Como acontece normalmente (exceto em casos como o Sennheiser HD 800), o palco sonoro e o detalhamento são inversamente proporcionais. Ou seja, o DT 880 possui um palco sonoro muito minguado, já que todos os elementos sonoros estão sendo continuamente “jogados na sua cara”. A diferenciação entre esquerdo e direito não é tão boa quanto no K701 e acabo classificando esse fone como não-ideal para assistir filmes, por exemplo (uma vez que filmes se beneficiam bastante de um fone com um bom palco sonoro).

Em termos de resposta em frequências, o DT880 tem um pouco mais de graves que os outros dois da trindade de neutralidade, mas também possui uma quantidade notável de agudos altos, acima dos 8kHz. Com isso, a quantidade de detalhamento fica ainda maior, uma vez que essas são as duas áreas mais ausentes em fones de ouvido em geral: Os graves porque os fones não possuem um falante grande o suficiente para produzir uma boa e controlada quantidade de graves e os agudos altos acabam sendo mais frágeis, uma vez que são as frequências do nosso espectro auditivo que possuem menos energia.

Um ponto negativo desse tipo de fone é que a presença dessa quantidade de agudos pode ser prejudicial para a audição caso as sessões de escuta se estendam por um longo período. Portanto, recomendo que o uso desse fone seja feito com cuidado, sem passar mais do que uma hora usando-o sem parar e, depois dessa uma hora, não usá-lo por pelo menos 20 minutos, dando tempo do ouvido se recuperar minimamente de qualquer impacto nocivo. Não é exaustivo lembrar que nenhum fone deve ser ouvido por um longo período de tempo acima de 85-95db, sendo muito útil ter um decibelímetro à mão para ter certeza de não estar prejudicando sua audição.

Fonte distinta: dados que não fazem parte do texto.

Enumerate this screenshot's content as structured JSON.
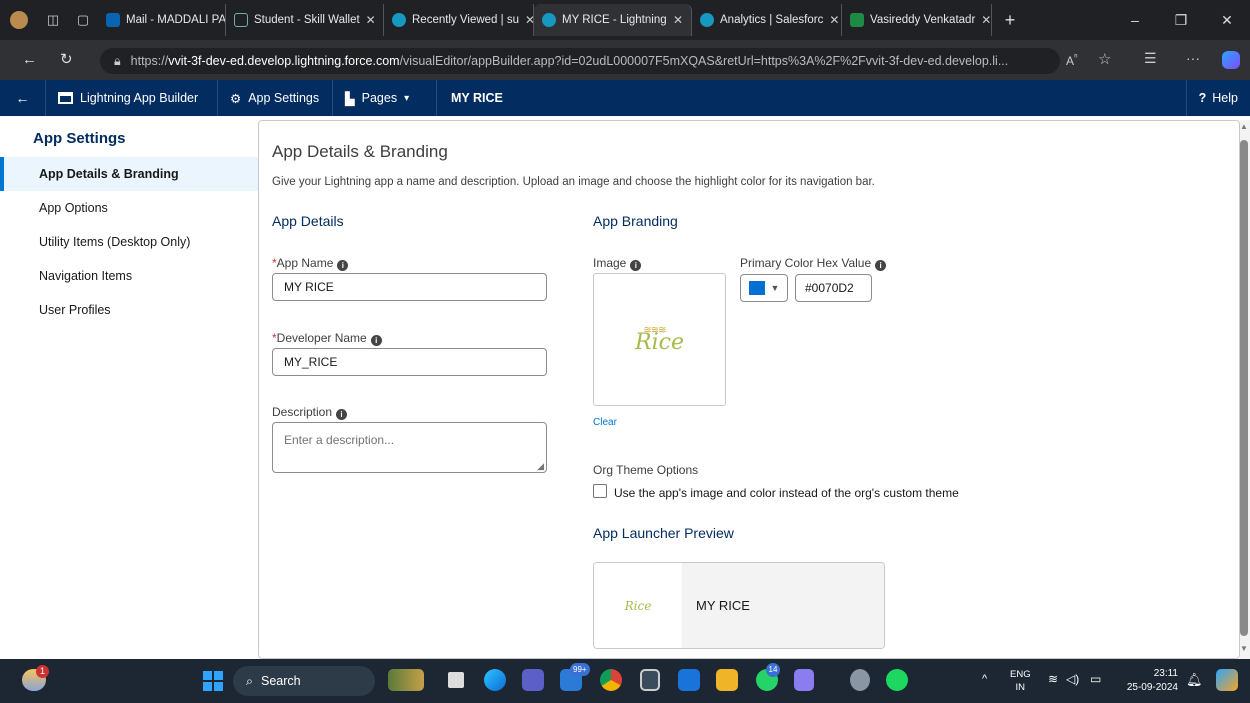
{
  "browser": {
    "tabs": [
      {
        "label": "Mail - MADDALI PA/"
      },
      {
        "label": "Student - Skill Wallet"
      },
      {
        "label": "Recently Viewed | su"
      },
      {
        "label": "MY RICE - Lightning"
      },
      {
        "label": "Analytics | Salesforc"
      },
      {
        "label": "Vasireddy Venkatadr"
      }
    ],
    "url_prefix": "https://",
    "url_host": "vvit-3f-dev-ed.develop.lightning.force.com",
    "url_path": "/visualEditor/appBuilder.app?id=02udL000007F5mXQAS&retUrl=https%3A%2F%2Fvvit-3f-dev-ed.develop.li...",
    "read_aloud": "A̅"
  },
  "header": {
    "back_icon": "←",
    "builder_label": "Lightning App Builder",
    "settings_label": "App Settings",
    "pages_label": "Pages",
    "app_name": "MY RICE",
    "help_label": "Help"
  },
  "sidebar": {
    "title": "App Settings",
    "items": [
      {
        "label": "App Details & Branding"
      },
      {
        "label": "App Options"
      },
      {
        "label": "Utility Items (Desktop Only)"
      },
      {
        "label": "Navigation Items"
      },
      {
        "label": "User Profiles"
      }
    ]
  },
  "main": {
    "title": "App Details & Branding",
    "description": "Give your Lightning app a name and description. Upload an image and choose the highlight color for its navigation bar.",
    "details_heading": "App Details",
    "app_name_label": "App Name",
    "app_name_value": "MY RICE",
    "dev_name_label": "Developer Name",
    "dev_name_value": "MY_RICE",
    "desc_label": "Description",
    "desc_placeholder": "Enter a description...",
    "branding_heading": "App Branding",
    "image_label": "Image",
    "logo_text": "Rice",
    "clear_label": "Clear",
    "color_label": "Primary Color Hex Value",
    "color_value": "#0070D2",
    "org_theme_label": "Org Theme Options",
    "org_theme_checkbox": "Use the app's image and color instead of the org's custom theme",
    "preview_heading": "App Launcher Preview",
    "preview_name": "MY RICE"
  },
  "colors": {
    "header_bg": "#032d60",
    "primary": "#0070D2",
    "accent": "#0176d3"
  },
  "taskbar": {
    "search_label": "Search",
    "badge_store": "99+",
    "badge_whatsapp": "14",
    "weather_badge": "1",
    "lang": "ENG",
    "region": "IN",
    "time": "23:11",
    "date": "25-09-2024"
  }
}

Com relação à rapidez, o DT880 é extremamente preciso, especialmente em sua versão de 600ohm. Quase não dá pra perceber fenômenos acústicos de imprecisão, o que se deve ao movimento do falante ser muito bem controlado. Com isso, orquestras e bandas grandes são bastante beneficiadas por esse fator, no sentido de que fica mais fácil perceber cada instrumento e é menos recorrente um instrumento “passar por cima” de outro. Entretanto, em termos de maciez, esse é um fone não indicado. Não é um fone voltado para escuta confortável e sim para escuta clínica. Não creio que alguém que procure esse fone para escutar todo tipo de música irá se agradar, uma vez que ele não perdoa muito os defeitos da gravação, mixagem e masterização, tornando músicas altamente comprimidas menos prazerosas de serem ouvidas. Em termos de distorção, escutando esse fone abaixo de 100dB SPL, creio que apenas os graves poderão apresentar algum problema, mas quase todos fones que existem possuem esse defeito. E, no caso desse fone, a distorção nos graves é quase desprezível, apesar de estar presente e ser minimamente notável.

Conclusão

O DT880 é um marco histórico enorme. Com quase 40 anos de existência, permanece sendo um referencial de neutralidade e, aqui no Audiofilico, será um bom referencial em quase todos os termos. Ou seja, o DT880 será por vezes o meu marco zero. Se eu disser que um fone é muito confortável, provavelmente significa que é mais confortável que o DT880 (ou, pelo menos muito confortável numa faixa de preço bem mais barata que o DT880). Da mesma forma, estabelecerei essas comparações com o que se refere à bom detalhamento, boa precisão/ rapidez, resposta em frequência, qualidade de construção, estilo, etc.

Para quem é esse equipamento?

O DT880 é para aquela pessoa que busca um fone com boa qualidade de construção e um som extremamente preciso, mas que tem um bom amplificador para puxar esse fone, não precisa de um fone portátil e (segundo os meus gostos) não busca um fone mais divertido.